Denn gerade den »Christlichen« muss am Erhalt der Tarifeinheit gelegen sein. Schließlich sind es Tarifeinheit und Spezialitätsprinzip (demzufolge nur jener Tarifvertrag gilt, der einen engeren beruflichen oder räumlichen Rahmen umfasst), mit denen es diesen »Gewerkschaften« bis 2010 möglich war, durch Haustarife ganze Belegschaften zu knebeln und Flächentarife aufzuknacken. Das ist besonders im Metall-Bereich im Osten ein Problem. Folgerichtig stellte IG Metall-Vorstandsmitglied Thomas Klebe fest, das Zulassen von Tarifpluralität sei »verfassungsrechtlich naheliegend« und »bringt auch für Gewerkschaften keine Nachteile«.

Keineswegs ausgemacht ist zudem, ob der höchstrichterliche Segen für Tarif- und Gewerkschaftsvielfalt eine Abkehr vom Prinzip der Industriegewerkschaft und die Zersplitterung der Belegschaften in Klientel- und Statusgruppen nach sich zieht, wie die Einheitslobbyisten zu bedenken geben. Schließlich ist es Aufgabe der Gewerkschaften und nicht der Gerichte, die Einigkeit und Schlagkraft der Belegschaft zu befördern. Eine Tarifpluralität könnte auf Betriebsebene durchaus zur Einheit der Belegschaft führen, wenn es sich nicht nur um Spartentarife handelt. Denn wer sollte sich der Gewerkschaft anschließen, die den schlechteren Tarif bietet?!

Gerade dieser neue »Konkurrenzdruck« kann dazu beitragen, die Gewerkschaftsbewegung insgesamt zu beleben und die Abwärtsspirale in Lohn- und Mitgliederentwicklung zu durchbrechen. Letztlich könnte gar eine Neuorientierung der Elefantengewerkschaften die Folge sein: Die neue Freiheit wird überall da »zur Floskel«, so Klebe, »wo der Betrieb nicht streikfähig ist«. Das stellt die Belegschaften und die Organisationen vor neue Herausforderungen.

Verteidigung und Gebrauch der Grundrechte

Kaum kommt also seit 2005 mit den Spartengewerkschaften etwas Bewegung in die hiesige Tariflandschaft, schon fällt den Herren Unternehmern nichts anderes mehr ein als der Ruf nach dem viel gescholtenen Vater Staat. Das hören insbesondere linke Parteien natürlich gerne. Dabei nehmen sie keine Rücksicht auf die Koalitions- und Gewerkschaftsfreiheit nach Art. 9 Abs. 3 GG, die es den Beschäftigten überlässt, sich einer Organisation eigener Wahl anzuschließen oder nicht. Bereits im Herbst 2007 und Sommer 2008 hatten die Vorstände der Deutschen Bahn und der Lufthansa von der Politik gesetzliche Regelungen gefordert, die alle Gewerkschaften an den Verhandlungstisch zwingen sollten. Im Sommer 2010 nun beantragte das SPD-regierte Rheinland-Pfalz im Bundesrat, die Bundesregierung zum Handeln und zur gesetzlichen Wiederherstellung der Tarifeinheit aufzufordern. Aus der Reihen der CDU brachte man sogar eine Verfassungsänderung ins Spiel.

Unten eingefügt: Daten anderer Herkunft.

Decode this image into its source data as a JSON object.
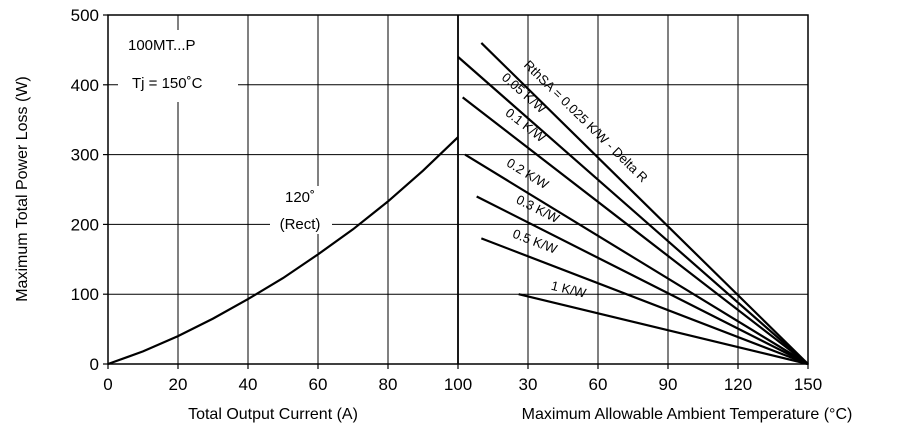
{
  "chart_data": {
    "type": "line",
    "ylabel": "Maximum Total Power Loss (W)",
    "ylim": [
      0,
      500
    ],
    "yticks": [
      0,
      100,
      200,
      300,
      400,
      500
    ],
    "grid": true,
    "left_panel": {
      "xlabel": "Total Output Current (A)",
      "xlim": [
        0,
        100
      ],
      "xticks": [
        0,
        20,
        40,
        60,
        80,
        100
      ],
      "annotations": [
        "100MT...P",
        "Tj = 150˚C",
        "120˚",
        "(Rect)"
      ],
      "series": [
        {
          "name": "120˚ (Rect)",
          "x": [
            0,
            10,
            20,
            30,
            40,
            50,
            60,
            70,
            80,
            90,
            100
          ],
          "y": [
            0,
            18,
            40,
            65,
            93,
            123,
            157,
            193,
            233,
            277,
            325
          ]
        }
      ]
    },
    "right_panel": {
      "xlabel": "Maximum Allowable Ambient Temperature (°C)",
      "xlim": [
        0,
        150
      ],
      "xticks": [
        0,
        30,
        60,
        90,
        120,
        150
      ],
      "first_tick_label": "100",
      "series": [
        {
          "name": "RthSA = 0.025 K/W - Delta R",
          "x": [
            10,
            150
          ],
          "y": [
            460,
            0
          ]
        },
        {
          "name": "0.05 K/W",
          "x": [
            0,
            150
          ],
          "y": [
            440,
            0
          ]
        },
        {
          "name": "0.1 K/W",
          "x": [
            2,
            150
          ],
          "y": [
            382,
            0
          ]
        },
        {
          "name": "0.2 K/W",
          "x": [
            3,
            150
          ],
          "y": [
            300,
            0
          ]
        },
        {
          "name": "0.3 K/W",
          "x": [
            8,
            150
          ],
          "y": [
            240,
            0
          ]
        },
        {
          "name": "0.5 K/W",
          "x": [
            10,
            150
          ],
          "y": [
            180,
            0
          ]
        },
        {
          "name": "1 K/W",
          "x": [
            26,
            150
          ],
          "y": [
            100,
            0
          ]
        }
      ]
    }
  }
}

Arbeits- und Justizministerium halten sich indes bedeckt: Man »prüfe« die Problematik. Angesichts der seltenen Einigkeit über alle Fraktionsgrenzen hinweg, ist jedoch Vorsicht geboten. Ob der Protest verschiedener DGB-interner Instanzen ein Einlenken des Dachverbands bewirken kann, ist mehr als zweifelhaft; zumal sich die IG Metall trotz aller Gelassenheit angesichts der Tarifvielfalt mit Kritik am Bundeskurs zurückhält. So bleibt es v.a. den Spartengewerkschaften überlassen, ein verfassungsrechtliches Gutachten zu erstellen und sich auf eine juristische Auseinandersetzung vorzubereiten.

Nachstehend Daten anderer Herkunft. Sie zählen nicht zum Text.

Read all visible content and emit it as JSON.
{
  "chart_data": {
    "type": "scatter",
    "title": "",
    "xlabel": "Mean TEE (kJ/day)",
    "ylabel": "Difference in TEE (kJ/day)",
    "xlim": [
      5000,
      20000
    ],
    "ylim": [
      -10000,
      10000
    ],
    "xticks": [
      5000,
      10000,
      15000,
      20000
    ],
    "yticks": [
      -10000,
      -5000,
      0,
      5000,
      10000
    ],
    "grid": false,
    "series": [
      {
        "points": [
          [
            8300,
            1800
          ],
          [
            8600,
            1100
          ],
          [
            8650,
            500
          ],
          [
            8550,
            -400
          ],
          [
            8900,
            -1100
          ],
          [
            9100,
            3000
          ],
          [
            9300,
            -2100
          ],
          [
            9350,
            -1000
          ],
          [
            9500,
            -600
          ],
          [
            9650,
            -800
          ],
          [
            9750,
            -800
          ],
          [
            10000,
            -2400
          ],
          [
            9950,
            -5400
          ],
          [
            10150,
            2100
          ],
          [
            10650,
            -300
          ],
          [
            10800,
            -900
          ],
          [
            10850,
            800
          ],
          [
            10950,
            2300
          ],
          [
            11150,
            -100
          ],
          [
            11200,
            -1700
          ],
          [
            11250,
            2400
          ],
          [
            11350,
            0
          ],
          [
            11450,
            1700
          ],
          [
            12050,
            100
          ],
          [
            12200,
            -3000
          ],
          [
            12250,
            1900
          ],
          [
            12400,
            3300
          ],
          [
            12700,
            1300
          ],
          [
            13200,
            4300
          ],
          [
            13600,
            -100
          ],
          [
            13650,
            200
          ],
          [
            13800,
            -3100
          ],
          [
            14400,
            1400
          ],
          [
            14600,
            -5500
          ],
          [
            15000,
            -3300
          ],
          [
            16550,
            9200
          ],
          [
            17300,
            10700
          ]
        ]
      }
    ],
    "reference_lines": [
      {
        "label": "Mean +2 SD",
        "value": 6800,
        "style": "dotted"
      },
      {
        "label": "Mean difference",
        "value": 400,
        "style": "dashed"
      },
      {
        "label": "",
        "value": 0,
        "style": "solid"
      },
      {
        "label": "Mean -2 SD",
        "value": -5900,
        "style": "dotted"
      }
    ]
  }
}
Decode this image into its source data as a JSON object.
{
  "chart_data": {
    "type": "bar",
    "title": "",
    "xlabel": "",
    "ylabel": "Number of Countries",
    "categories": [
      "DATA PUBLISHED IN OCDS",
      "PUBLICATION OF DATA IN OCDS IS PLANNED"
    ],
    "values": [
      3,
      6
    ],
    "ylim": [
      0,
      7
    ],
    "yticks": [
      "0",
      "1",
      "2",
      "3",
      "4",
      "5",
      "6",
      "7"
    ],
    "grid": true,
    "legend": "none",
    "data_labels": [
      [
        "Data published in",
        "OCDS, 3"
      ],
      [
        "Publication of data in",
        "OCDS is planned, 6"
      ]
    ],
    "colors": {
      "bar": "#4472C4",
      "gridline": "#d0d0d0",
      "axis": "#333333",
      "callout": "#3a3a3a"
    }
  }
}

Die Rahmenlage für kommende Kämpfe dürfte sich verbessern, wenn die »verfassungsrechtlich vorgesehene Tarifpluralität« abgesichert werden kann. Zwar wären Tür und Tor für kämpferische Basisgewerkschaften nicht sperrangelweit geöffnet. Dem steht z.B. die sogenannte »Tariffähigkeit« entgegen, also die richterliche Beurteilung der Durchsetzungs- und Leistungsfähigkeit einer Gewerkschaft. So zeigten die Gerichte im Babylon-Konflikt der FAU Berlin, dass sie sich hier noch immer an der Vorstellung des Flächentarifs orientieren. Doch eine gewisse Liberalisierung der Arbeitsgerichte ist nicht zu übersehen, etwa das Urteil zur Zulässigkeit von Solidaritätsstreiks. Für die FAU kommt es darauf an, diese Entwicklungen aufmerksam zu beobachten und wenn möglich zu beschleunigen. Zum Beispiel durch betriebliche Auseinandersetzungen.


Kommentare

Streikbrecherbrecher schrieb am 13.01.2014 um 21:37 Uhr

Haben sich die DGB-Gewerkschaften sich nicht diesbezüglich was in den Koalitionsvertrag schreiben lassen? Eben um sicherzustellen, dass ihr Monopol in Zukunft wieder gesichert ist und unliebsame Konkurrenz kaltzustellen?

Teodor Webin schrieb am 15.01.2014 um 09:32 Uhr

Ja, haben sie. Siehe hier: https://www.blaetter.de/archiv/jahrgaenge/2014/januar/schwarz-rotes-streikverbot

Am übernächsten Wochenende findet deswegen die Konferenz "Hände weg vom Streikrecht" in Kassel statt...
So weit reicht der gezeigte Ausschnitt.